I could tell from his face that he'd let this go, Charlie never pushed me to do anything, we got on really well, the bond we had as father and daughter was stronger then I thought it would ever be. We were very much alike, we were both quite people, I could tell what he was thinking just by looking at him and visa versa; he was easy to live with.

"Ok Bells I'll tell em, you have fun with Mike, don't know what time I'll be back, if you go out leave a note so I know were you're at"

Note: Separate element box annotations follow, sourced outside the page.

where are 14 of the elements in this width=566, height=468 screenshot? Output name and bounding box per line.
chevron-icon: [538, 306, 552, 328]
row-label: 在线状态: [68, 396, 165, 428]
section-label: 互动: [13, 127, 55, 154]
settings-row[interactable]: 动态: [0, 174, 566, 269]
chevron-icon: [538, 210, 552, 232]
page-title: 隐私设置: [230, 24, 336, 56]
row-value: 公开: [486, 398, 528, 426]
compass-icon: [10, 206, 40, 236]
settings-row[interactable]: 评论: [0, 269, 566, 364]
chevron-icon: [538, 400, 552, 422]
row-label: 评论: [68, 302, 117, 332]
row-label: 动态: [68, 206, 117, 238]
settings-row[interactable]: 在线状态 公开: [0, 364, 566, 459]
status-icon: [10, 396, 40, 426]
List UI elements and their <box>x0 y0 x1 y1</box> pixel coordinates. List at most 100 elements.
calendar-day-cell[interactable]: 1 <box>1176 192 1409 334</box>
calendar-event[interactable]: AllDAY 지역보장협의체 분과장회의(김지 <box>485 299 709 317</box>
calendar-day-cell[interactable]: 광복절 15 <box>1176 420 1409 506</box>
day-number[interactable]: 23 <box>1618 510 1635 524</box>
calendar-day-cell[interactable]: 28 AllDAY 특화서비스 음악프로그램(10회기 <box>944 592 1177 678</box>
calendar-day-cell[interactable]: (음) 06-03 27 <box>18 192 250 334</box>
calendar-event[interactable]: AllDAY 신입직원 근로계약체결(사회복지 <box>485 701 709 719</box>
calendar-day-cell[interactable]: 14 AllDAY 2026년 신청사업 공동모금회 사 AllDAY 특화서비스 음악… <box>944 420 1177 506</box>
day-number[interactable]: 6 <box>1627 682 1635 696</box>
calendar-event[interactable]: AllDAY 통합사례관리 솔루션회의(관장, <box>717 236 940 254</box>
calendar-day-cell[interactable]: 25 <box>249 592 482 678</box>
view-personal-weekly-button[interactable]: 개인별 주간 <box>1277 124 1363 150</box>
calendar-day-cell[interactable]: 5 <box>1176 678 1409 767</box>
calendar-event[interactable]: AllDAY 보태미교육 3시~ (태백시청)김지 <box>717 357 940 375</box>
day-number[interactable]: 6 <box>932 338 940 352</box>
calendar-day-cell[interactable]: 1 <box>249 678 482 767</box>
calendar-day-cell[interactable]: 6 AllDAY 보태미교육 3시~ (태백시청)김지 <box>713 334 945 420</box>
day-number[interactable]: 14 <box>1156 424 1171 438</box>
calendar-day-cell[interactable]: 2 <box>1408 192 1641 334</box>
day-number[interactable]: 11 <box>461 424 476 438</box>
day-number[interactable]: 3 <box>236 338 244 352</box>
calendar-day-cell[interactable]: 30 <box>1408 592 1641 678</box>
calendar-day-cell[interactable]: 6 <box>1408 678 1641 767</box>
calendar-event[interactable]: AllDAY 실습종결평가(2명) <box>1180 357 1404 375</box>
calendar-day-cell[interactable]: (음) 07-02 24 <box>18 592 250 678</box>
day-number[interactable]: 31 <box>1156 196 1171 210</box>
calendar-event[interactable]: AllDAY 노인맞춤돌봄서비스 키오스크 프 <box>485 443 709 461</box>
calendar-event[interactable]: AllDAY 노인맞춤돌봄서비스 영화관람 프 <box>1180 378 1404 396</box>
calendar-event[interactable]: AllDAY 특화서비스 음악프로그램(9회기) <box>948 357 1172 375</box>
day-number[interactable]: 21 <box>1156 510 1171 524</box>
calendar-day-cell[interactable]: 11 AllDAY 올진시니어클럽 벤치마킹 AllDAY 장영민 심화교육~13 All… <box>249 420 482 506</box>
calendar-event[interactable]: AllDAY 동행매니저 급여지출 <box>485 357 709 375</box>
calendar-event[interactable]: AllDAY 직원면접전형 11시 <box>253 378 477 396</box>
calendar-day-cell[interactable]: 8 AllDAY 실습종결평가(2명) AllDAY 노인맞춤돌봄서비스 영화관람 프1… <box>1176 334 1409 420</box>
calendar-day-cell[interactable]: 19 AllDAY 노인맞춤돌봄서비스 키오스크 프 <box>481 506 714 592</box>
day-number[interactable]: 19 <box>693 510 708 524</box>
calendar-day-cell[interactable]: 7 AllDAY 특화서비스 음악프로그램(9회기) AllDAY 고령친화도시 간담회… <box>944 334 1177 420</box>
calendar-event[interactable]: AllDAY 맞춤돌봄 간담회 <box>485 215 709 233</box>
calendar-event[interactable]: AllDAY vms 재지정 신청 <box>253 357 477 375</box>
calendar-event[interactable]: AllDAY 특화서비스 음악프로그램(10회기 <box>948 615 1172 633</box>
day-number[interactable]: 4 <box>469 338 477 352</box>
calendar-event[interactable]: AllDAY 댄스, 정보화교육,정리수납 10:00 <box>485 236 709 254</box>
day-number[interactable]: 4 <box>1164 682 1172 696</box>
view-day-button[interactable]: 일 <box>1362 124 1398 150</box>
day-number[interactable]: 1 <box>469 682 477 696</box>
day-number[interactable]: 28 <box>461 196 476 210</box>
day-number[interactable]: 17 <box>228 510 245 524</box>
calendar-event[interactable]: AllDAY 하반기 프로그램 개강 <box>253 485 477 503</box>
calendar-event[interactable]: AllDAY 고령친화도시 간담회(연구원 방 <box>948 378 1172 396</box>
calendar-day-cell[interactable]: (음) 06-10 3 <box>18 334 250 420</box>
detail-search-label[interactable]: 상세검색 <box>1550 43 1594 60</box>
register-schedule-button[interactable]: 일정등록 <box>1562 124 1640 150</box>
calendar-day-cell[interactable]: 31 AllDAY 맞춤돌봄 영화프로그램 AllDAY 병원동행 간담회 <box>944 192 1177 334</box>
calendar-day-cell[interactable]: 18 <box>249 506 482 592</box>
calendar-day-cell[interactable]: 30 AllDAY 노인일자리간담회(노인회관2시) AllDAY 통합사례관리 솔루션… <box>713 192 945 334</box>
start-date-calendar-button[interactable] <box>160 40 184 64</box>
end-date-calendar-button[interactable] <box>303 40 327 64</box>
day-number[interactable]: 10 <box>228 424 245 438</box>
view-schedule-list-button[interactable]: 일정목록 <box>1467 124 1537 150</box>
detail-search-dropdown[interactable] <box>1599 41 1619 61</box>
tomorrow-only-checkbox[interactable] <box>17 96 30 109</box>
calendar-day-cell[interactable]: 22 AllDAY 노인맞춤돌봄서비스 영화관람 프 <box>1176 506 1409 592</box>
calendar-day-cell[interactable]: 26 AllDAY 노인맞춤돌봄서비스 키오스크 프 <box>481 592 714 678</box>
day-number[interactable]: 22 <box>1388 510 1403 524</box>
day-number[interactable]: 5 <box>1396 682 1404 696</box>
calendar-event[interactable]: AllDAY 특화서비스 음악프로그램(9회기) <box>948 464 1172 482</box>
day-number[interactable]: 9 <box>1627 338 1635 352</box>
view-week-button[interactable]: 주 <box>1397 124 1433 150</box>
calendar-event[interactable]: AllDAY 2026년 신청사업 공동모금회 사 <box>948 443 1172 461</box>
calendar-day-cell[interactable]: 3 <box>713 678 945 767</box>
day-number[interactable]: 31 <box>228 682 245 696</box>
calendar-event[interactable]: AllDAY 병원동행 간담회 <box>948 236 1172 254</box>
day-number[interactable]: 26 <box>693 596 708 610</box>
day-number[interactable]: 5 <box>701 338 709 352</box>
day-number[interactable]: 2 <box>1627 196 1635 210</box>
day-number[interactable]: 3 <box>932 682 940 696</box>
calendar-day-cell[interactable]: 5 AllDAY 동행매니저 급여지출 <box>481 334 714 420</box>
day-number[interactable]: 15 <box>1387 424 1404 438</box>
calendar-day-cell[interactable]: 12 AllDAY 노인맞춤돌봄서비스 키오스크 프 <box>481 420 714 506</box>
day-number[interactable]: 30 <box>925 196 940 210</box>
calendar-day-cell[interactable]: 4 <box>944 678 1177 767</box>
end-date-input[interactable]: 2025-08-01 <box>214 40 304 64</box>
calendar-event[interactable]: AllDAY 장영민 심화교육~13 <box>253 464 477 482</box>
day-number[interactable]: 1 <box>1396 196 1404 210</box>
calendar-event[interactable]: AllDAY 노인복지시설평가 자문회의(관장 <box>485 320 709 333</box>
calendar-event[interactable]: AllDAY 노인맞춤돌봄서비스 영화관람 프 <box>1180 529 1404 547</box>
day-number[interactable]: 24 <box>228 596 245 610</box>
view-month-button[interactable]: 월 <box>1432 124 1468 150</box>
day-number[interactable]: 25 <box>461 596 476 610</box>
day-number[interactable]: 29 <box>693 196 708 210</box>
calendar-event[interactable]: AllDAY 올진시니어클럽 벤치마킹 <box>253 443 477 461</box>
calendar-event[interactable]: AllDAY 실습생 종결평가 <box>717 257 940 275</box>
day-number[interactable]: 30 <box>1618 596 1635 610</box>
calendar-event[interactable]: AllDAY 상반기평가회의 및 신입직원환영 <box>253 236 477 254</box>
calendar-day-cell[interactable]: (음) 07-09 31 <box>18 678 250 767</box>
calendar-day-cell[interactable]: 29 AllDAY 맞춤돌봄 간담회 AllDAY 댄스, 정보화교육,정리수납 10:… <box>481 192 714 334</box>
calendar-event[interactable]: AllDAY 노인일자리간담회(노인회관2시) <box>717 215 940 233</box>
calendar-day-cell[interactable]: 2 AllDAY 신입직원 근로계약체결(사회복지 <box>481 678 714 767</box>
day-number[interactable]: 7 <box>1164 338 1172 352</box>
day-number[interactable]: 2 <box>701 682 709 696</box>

"Sure thing dad, you have fun to"

With that I went in to my room, I was starting to get cold as I was still only wrapped in a towel. I shut the door behind me and turned round to face my bedroom, what a mess I seriously needed to catch up on my household chores, If me and mike weren't going to be out long I'd sort my room out as soon as I got in. There were clothes on the floor, my wash basket was full to bursting point and I had CD's and my favorite book's scattered around by my bed. My work desk had my school work that I'd been doing during the holidays and my bed, well my bed looked like I'd gone ten rounds with a champion boxer. The sheets were all tangled up, what on earth was I doing last night, oh yea, dreaming of him. I walked over to the foot of the bed grabbed hold of the corners of my duvet and flipped it back to how it should be. I sorted all my pillows back in to there proper place and crawled on to my bed sitting cross legged in the middle. I looked at myself in the mirror that hung on my wall. I sighed heavily and then grimaced at myself. Edward had saved my life, he was the only reason I was alive today, so I suppose it was only natural to dream of him and with that thought I smiled.